What do you fear? She asked in her mind, before the memory of her companion dissolved into nothingness. But no answer came; instead, all movement around her ceased, and everything was silent and still.
He was drawing nearer and nearer, his steps unbearably slow - did she really wish for him to reach her already? Or perhaps it was Leah herself who had lost the sense of time and place, as the vampire gradually claimed her with his charm. His eyes, so magnetic and deep, saw through her, through her veil of indifference, down to the deepest corners of her heart that she had hidden from the world. Come, something in her mind told her in a soft voice. Come, mo mhuirnín.
It was not until she took one tentative step forth, and she saw something - someone - a shadow at first, then the contours of a person grew clearer, that she heard a vicious laughter that shattered the glass cage of silence that separated her from the world.
"Truly," the voice laughed, "You two seem so well matched. Like sunrise and sunset."
Leah frowned and, glancing to her side, at last she understood the speaker's meaning. Van Helsing stood still and silent like a stone, mirroring her awe in his blank stare set upon the vampire. A sudden wave of anger shot through her body, and Leah's eyes darted back to Liam. Then she felt it - a sting of cold at the back of her mind, spreading quickly until her body sensed the physical chill and she shuddered. She felt him in her mind - was it possible? What are you doing to me? She kept asking. But even though the vampire's lips were still, she heard bright laughter echoing in her ears. Go away, her mind wailed, but she knew it was no use asking such a favor of that beast of a man. She looked up at him, as though an invisible finger lifted up her chin, and some uncanny force bound her eyes to his. At once she felt rage washing over her, but for now, it was easily tamed within the bonds of the vampire's charm.
His voice was not vicious, as his laughter had been, when Liam spoke again. It was familiar. She knew what he would say before he opened his mouth. He let her know so that she would have no doubt as for the meaning of his words.

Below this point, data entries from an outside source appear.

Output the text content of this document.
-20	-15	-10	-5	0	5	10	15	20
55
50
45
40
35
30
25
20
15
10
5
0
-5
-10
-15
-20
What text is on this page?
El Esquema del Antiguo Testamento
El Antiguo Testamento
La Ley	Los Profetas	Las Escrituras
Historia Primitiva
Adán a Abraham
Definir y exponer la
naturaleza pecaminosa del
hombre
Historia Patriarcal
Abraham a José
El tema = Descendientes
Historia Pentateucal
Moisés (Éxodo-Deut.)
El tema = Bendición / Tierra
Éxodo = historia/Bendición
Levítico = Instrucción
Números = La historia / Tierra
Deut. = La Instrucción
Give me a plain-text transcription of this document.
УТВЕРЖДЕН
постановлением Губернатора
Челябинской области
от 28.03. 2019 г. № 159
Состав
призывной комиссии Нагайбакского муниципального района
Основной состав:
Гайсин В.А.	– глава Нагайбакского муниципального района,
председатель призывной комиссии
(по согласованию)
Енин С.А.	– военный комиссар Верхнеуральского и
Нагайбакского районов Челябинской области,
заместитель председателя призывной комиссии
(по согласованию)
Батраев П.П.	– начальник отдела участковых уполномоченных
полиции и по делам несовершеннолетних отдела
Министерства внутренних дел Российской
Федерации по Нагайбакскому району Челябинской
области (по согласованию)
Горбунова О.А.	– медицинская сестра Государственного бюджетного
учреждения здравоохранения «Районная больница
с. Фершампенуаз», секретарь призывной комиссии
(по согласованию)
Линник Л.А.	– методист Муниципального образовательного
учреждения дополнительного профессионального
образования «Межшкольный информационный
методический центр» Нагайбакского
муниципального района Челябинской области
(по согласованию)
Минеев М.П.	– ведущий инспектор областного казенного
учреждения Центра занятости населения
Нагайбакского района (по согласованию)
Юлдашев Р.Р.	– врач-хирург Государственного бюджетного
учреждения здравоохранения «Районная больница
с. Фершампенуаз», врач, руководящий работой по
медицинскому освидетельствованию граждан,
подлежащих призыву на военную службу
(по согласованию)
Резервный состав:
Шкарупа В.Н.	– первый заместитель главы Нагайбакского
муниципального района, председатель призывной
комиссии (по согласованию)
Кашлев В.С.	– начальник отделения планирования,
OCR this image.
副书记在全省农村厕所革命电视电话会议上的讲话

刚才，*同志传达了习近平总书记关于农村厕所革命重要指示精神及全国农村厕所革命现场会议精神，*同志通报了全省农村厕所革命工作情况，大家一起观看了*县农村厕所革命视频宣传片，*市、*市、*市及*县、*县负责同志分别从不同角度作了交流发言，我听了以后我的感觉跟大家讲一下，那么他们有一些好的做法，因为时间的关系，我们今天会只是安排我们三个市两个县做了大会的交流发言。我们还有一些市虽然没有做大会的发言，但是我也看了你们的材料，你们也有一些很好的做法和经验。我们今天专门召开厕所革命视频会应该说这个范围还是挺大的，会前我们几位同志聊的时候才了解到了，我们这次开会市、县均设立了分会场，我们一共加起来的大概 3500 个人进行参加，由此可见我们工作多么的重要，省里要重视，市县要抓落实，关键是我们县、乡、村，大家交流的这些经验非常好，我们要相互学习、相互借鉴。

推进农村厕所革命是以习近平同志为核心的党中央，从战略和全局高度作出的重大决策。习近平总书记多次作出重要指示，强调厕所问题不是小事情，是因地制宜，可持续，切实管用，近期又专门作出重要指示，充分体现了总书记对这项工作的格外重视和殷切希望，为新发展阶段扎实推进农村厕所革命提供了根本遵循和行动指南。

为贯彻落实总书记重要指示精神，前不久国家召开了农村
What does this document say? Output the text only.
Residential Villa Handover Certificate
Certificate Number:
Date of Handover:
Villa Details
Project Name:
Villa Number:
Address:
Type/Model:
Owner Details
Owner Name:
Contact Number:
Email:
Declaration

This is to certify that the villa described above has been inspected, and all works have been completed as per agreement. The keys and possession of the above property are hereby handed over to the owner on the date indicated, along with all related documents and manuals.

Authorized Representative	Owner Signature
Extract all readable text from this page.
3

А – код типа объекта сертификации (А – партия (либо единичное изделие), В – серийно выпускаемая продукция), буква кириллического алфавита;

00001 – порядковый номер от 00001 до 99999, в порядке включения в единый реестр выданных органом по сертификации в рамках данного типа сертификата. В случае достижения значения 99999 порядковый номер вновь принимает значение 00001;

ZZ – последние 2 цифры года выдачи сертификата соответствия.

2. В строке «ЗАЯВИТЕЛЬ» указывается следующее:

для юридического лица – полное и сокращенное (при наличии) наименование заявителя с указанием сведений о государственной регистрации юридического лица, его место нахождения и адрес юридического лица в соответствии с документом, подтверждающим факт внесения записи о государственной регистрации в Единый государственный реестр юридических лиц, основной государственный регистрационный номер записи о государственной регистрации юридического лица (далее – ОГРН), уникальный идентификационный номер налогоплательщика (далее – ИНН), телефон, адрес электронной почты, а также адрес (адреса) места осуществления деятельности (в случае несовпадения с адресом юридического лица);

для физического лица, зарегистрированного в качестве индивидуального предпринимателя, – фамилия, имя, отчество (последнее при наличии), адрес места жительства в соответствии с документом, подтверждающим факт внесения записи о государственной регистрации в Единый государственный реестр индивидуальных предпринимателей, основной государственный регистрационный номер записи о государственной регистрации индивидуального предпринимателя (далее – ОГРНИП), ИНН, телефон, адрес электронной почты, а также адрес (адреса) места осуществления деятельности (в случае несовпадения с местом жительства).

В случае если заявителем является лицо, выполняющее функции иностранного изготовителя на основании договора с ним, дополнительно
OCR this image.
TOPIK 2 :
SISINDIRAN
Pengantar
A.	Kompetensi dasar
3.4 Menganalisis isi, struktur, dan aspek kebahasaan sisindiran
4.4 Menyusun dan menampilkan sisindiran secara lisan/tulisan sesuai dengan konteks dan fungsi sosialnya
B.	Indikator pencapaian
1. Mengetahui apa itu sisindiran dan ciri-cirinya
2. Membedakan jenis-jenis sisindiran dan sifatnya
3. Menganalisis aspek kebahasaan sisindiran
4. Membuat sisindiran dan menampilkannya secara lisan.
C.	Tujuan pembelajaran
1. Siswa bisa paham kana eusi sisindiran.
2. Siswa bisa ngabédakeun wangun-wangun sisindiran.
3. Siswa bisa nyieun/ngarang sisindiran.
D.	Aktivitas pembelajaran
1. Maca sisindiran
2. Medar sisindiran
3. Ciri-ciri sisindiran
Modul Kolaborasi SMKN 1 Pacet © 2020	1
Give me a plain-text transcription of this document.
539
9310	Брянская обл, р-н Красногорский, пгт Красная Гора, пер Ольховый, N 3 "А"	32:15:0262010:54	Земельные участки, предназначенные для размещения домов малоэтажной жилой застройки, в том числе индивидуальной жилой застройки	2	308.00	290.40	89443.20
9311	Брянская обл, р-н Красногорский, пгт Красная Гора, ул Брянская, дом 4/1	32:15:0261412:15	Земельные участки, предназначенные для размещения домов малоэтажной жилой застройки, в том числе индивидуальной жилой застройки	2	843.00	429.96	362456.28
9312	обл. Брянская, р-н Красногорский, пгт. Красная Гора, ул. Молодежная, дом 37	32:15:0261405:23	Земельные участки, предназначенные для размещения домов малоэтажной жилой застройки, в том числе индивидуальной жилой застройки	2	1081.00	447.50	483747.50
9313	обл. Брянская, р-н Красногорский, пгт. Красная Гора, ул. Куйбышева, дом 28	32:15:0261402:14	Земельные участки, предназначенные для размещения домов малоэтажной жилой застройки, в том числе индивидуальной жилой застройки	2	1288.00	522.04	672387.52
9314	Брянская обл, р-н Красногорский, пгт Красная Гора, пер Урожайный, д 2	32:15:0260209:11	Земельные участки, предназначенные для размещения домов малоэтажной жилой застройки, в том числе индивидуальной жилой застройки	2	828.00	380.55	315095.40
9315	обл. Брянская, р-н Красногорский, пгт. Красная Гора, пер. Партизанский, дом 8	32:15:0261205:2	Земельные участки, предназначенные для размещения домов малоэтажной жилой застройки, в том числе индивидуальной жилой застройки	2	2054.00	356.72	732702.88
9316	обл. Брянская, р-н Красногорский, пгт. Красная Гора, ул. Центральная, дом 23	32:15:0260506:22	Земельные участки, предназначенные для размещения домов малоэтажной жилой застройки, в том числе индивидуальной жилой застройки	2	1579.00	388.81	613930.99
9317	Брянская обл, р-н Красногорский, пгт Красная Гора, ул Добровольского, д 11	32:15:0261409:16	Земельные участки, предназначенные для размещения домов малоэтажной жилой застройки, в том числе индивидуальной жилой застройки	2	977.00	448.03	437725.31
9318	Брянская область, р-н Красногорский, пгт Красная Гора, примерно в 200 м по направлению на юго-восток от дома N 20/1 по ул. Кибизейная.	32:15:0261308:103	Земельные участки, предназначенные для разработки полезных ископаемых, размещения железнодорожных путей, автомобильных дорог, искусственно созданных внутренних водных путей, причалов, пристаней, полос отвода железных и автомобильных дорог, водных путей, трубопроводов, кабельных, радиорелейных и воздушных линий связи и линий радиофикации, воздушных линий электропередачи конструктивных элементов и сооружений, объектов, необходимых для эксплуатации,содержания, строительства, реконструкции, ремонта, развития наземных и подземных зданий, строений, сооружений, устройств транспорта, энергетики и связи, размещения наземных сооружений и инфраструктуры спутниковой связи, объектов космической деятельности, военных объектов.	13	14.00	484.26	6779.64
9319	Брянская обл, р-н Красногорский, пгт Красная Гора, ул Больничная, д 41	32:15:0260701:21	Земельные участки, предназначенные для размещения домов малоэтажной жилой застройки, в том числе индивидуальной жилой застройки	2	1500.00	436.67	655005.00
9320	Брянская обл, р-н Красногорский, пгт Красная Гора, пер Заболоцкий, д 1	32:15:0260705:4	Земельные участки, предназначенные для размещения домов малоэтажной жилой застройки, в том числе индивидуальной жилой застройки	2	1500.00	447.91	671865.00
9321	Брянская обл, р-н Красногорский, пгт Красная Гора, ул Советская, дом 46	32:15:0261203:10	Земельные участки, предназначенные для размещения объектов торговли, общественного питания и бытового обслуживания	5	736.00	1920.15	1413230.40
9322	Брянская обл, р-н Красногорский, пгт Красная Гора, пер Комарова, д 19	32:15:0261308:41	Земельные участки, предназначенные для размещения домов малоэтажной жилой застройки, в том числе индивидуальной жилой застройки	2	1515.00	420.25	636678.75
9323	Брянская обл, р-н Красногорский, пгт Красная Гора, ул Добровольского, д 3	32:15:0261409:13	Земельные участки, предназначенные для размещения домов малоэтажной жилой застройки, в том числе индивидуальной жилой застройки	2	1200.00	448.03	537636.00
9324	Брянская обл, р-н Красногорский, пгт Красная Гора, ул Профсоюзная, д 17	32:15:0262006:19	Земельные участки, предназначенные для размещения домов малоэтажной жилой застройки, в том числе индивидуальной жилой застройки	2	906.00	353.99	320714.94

"You deserve one another," he said, as he took a step to where she and Van Helsing were. Then he laughed again, out loud, and the sound was devoid of all warmth.
Sobered up in an instant, yet still unable to move, Leah shot a wild look that was met with the vampire's cold, amused eyes.
Van Helsing stood still, frowning; he stared at Liam, as though he tried to remember him. Did he speak to you too? Leah asked in a hardly audible voice - not even a whisper - but Gabriel paid her no heed. Why was he doing so? What was it that he was remembering?
As if on cue, Liam's clear voice shot through the still silence. "Yes," he said, capturing Van Helsing with his piercing gaze, "You deserved the gift I had once offered you, Gabriel. But you deserve it no more."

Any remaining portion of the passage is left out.